Москва готовилась к празднику 1 мая. Яркое весеннее русское солнце текло вдоль улицы Горького. Я, расталкивая людской поток, с пакетом в руке пыталась протиснуться вперед. Из громкоговорителей, укрепленных на домах, доносилась праздничная музыка — город готовился к празднику.
Оглушительно несся по улице марш из «Аиды».
Я попыталась нырнуть в соседний переулок, чтобы быстрее проскочить улицу и не слышать праздничного шума, но на моем пути стояла толпа мужчин и женщин, облаченных в зимние серые ватники, и смотрела, как громадный сталинский портрет водружается на фасад дома.
Больше ничего невозможно было увидеть. Куда бы я ни посмотрела, повсюду портреты Сталина. В витринах, на стенах домов, у входов в кинотеатры — повсюду одно и то же лицо с висящими усами.
В узеньком переулке, ведущем к Петровке, разносились звуки «Венского вальса».

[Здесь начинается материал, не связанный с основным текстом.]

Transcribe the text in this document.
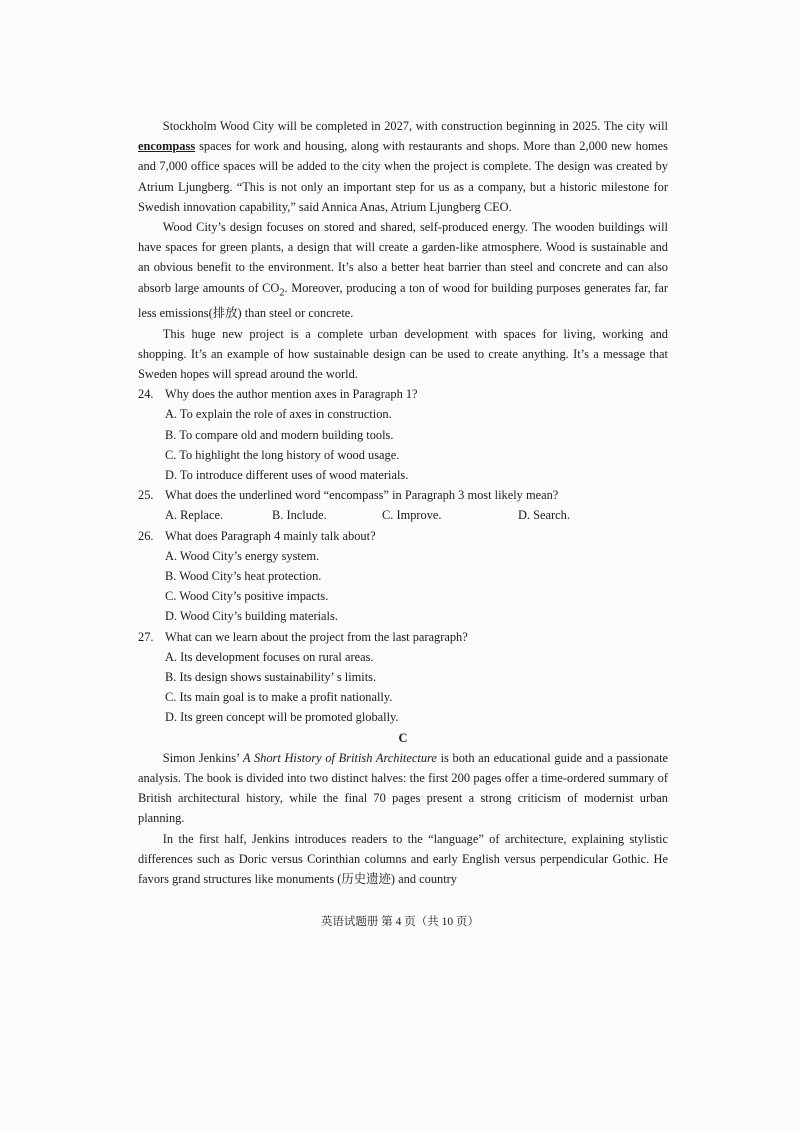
Stockholm Wood City will be completed in 2027, with construction beginning in 2025. The city will encompass spaces for work and housing, along with restaurants and shops. More than 2,000 new homes and 7,000 office spaces will be added to the city when the project is complete. The design was created by Atrium Ljungberg. “This is not only an important step for us as a company, but a historic milestone for Swedish innovation capability,” said Annica Anas, Atrium Ljungberg CEO.

Wood City’s design focuses on stored and shared, self-produced energy. The wooden buildings will have spaces for green plants, a design that will create a garden-like atmosphere. Wood is sustainable and an obvious benefit to the environment. It’s also a better heat barrier than steel and concrete and can also absorb large amounts of $CO_2$. Moreover, producing a ton of wood for building purposes generates far, far less emissions(排放) than steel or concrete.

This huge new project is a complete urban development with spaces for living, working and shopping. It’s an example of how sustainable design can be used to create anything. It’s a message that Sweden hopes will spread around the world.

24. Why does the author mention axes in Paragraph 1?
A. To explain the role of axes in construction.
B. To compare old and modern building tools.
C. To highlight the long history of wood usage.
D. To introduce different uses of wood materials.
25. What does the underlined word “encompass” in Paragraph 3 most likely mean?
A. Replace.	B. Include.	C. Improve.	D. Search.
26. What does Paragraph 4 mainly talk about?
A. Wood City’s energy system.
B. Wood City’s heat protection.
C. Wood City’s positive impacts.
D. Wood City’s building materials.
27. What can we learn about the project from the last paragraph?
A. Its development focuses on rural areas.
B. Its design shows sustainability’ s limits.
C. Its main goal is to make a profit nationally.
D. Its green concept will be promoted globally.
C

Simon Jenkins’ A Short History of British Architecture is both an educational guide and a passionate analysis. The book is divided into two distinct halves: the first 200 pages offer a time-ordered summary of British architectural history, while the final 70 pages present a strong criticism of modernist urban planning.

In the first half, Jenkins introduces readers to the “language” of architecture, explaining stylistic differences such as Doric versus Corinthian columns and early English versus perpendicular Gothic. He favors grand structures like monuments (历史遗迹) and country

英语试题册 第 4 页（共 10 页）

Я шла по площади перед Большим театром, и здесь, в метрах десяти впереди, возвышалась в окружении многочисленных красных флагов большая деревянная статуя Сталина в длинной шинели.
Возьмут ли у меня пакет с едой и вещами? А письмо?
Я шептала про себя предложения по-русски, чтобы у тюремного окошка ничего не перепутать: Мой муж, Хайнц Нойманн, был арестован НКВД 28 апреля. Где он находится? Могу ли я его навещать? Могу ли я передать пакет и письмо?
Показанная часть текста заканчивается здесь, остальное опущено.